Abstract

Tuberculosis (TB) continues to be the top killer disease in South Africa; there is little hope of a very efficient treatment in the near future. It is therefore becoming increasingly clear that the long-term solution to TB requires more than simply adding to the current arsenal of TB drugs. A treatment that provides quicker and long-lasting results is needed. Public health innovations such as genome editing present a promising therapeutic paradigm shift in terms of TB immunisation or treatment. The diversity of the Clustered Regularly Interspaced Short Palindromic Repeats (CRISPR)-Cas9 genome-editing technology holds promise in its ability to alter the genome and to control gene expression.
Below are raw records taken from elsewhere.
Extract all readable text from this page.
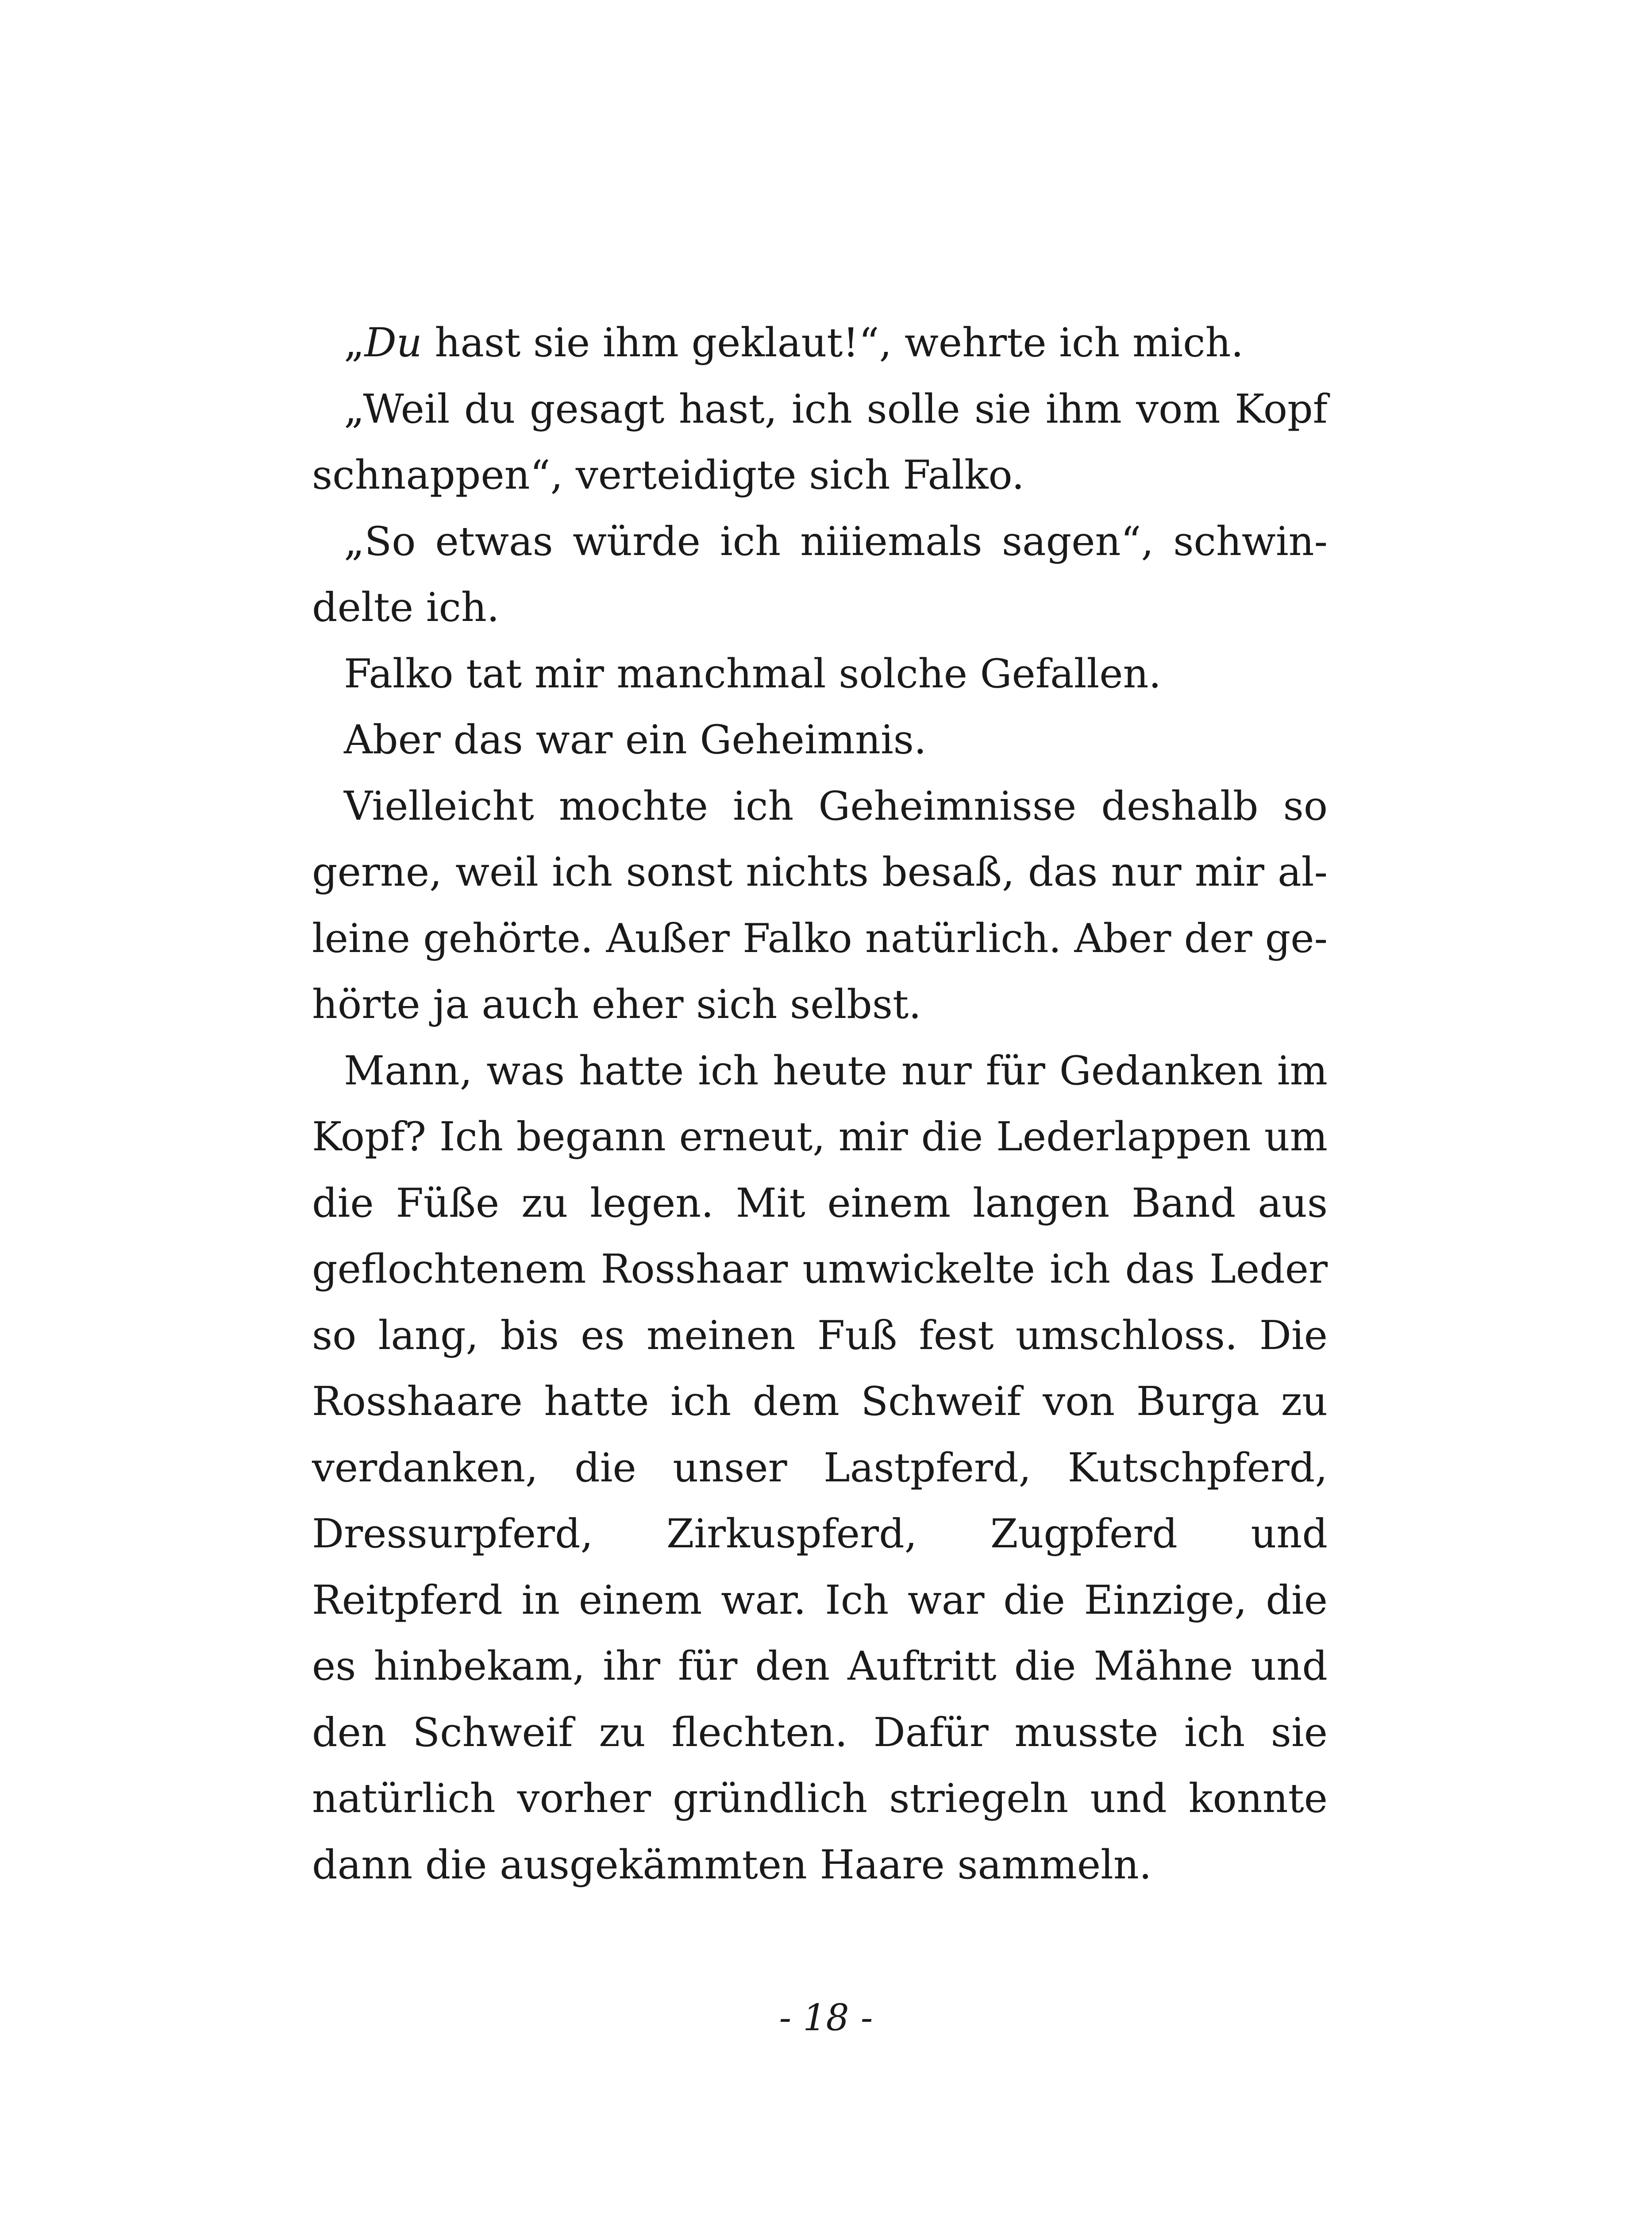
„Du hast sie ihm geklaut!“, wehrte ich mich.

„Weil du gesagt hast, ich solle sie ihm vom Kopf schnappen“, verteidigte sich Falko.

„So etwas würde ich niiiemals sagen“, schwindelte ich.

Falko tat mir manchmal solche Gefallen.

Aber das war ein Geheimnis.

Vielleicht mochte ich Geheimnisse deshalb so gerne, weil ich sonst nichts besaß, das nur mir alleine gehörte. Außer Falko natürlich. Aber der gehörte ja auch eher sich selbst.

Mann, was hatte ich heute nur für Gedanken im Kopf? Ich begann erneut, mir die Lederlappen um die Füße zu legen. Mit einem langen Band aus geflochtenem Rosshaar umwickelte ich das Leder so lang, bis es meinen Fuß fest umschloss. Die Rosshaare hatte ich dem Schweif von Burga zu verdanken, die unser Lastpferd, Kutschpferd, Dressurpferd, Zirkuspferd, Zugpferd und Reitpferd in einem war. Ich war die Einzige, die es hinbekam, ihr für den Auftritt die Mähne und den Schweif zu flechten. Dafür musste ich sie natürlich vorher gründlich striegeln und konnte dann die ausgekämmten Haare sammeln.

- 18 -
While the promotion of CRISPR research is a crucial public health intervention, the realm of patent laws clashes with promoting public health needs, which may delay the speedy use of this technology for disease treatment. For that reason, in this article, I discuss the South African CRISPR patent landscape and its impact on the proposed applications of genome editing technology in public health. I explore the complexities raised by the CRISPR patent landscape and how that may lead to high prices for these CRISPR therapies – thereby limiting patients’ access. I conclude by proposing recommendations on how we can efficiently bridge the disconnect between the existing CRISPR patents and access to CRISPR therapeutics as a public health benefit.